On December 3, 2015, John Kerry made visits to both Cyprus and Northern Cyprus meeting with both the President of Cyprus, Nicos Anastasiades, and the President of Northern Cyprus, Mustafa Akıncı, each individually, and then together shaking hands with both men. The visit marked the first time a sitting Secretary of State met with leaders of both Cyprus administrations in the respective nations. Kerry stated that a deal to end the conflict was in reach stating, "I am more convinced than ever that a settlement is within reach. This will not happen automatically, but it can be done.
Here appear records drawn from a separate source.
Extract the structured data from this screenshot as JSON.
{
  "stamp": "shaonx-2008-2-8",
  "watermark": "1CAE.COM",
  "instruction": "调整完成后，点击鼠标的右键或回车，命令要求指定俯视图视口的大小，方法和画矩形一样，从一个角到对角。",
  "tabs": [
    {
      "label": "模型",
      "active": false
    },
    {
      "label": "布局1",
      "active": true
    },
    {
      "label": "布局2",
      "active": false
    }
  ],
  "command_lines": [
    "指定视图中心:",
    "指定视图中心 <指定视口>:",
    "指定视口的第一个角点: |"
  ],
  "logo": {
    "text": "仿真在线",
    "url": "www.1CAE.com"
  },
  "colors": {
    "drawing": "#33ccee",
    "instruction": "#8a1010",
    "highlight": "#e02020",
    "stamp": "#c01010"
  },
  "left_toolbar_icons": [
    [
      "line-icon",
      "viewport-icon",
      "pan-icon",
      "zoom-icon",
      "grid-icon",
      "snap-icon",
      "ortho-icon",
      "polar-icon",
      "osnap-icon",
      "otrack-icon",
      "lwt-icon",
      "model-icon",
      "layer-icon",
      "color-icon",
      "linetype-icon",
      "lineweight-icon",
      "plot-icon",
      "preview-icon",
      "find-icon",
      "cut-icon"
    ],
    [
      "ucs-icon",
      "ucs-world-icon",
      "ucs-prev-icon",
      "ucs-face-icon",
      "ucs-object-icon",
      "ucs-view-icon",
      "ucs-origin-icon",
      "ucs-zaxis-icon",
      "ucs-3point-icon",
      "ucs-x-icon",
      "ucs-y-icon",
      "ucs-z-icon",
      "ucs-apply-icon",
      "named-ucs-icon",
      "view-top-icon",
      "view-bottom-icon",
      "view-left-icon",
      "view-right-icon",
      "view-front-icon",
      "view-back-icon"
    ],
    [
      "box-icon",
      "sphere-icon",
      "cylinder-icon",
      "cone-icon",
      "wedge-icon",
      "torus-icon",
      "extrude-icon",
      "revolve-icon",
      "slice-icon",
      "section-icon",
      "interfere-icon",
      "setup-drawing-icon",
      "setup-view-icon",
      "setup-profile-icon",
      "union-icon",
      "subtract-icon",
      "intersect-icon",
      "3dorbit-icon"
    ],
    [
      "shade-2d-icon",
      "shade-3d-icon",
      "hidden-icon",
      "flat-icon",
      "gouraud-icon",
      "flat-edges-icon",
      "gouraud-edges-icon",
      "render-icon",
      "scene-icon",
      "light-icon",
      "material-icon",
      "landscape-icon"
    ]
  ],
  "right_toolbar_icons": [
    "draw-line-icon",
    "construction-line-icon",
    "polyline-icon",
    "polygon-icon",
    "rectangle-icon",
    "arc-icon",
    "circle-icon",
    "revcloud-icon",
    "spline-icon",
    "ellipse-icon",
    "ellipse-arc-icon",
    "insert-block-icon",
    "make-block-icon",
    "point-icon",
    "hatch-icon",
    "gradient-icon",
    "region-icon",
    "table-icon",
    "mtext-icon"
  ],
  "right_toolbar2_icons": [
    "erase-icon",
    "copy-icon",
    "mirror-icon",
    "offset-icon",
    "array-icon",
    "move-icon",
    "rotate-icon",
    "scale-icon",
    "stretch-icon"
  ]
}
A united Cyprus can stand as a beacon for peace in a troubled region of the world. It has been a priority for me and President Obama. I am impressed with both Nicos and Mustafa. Our focus must be on what we can change. Today I have witnessed that desire".

Upon the announcement by the TRNC to reopen Varosha in October 2020, Secretary of State Mike Pompeo called the move "provocative" and urged a reversal when speaking with Nikos Christodoulides, the Foreign Minister of Cyprus. The State Department cited the move as being inconsistent with UN Security Council Resolution 550 and 789.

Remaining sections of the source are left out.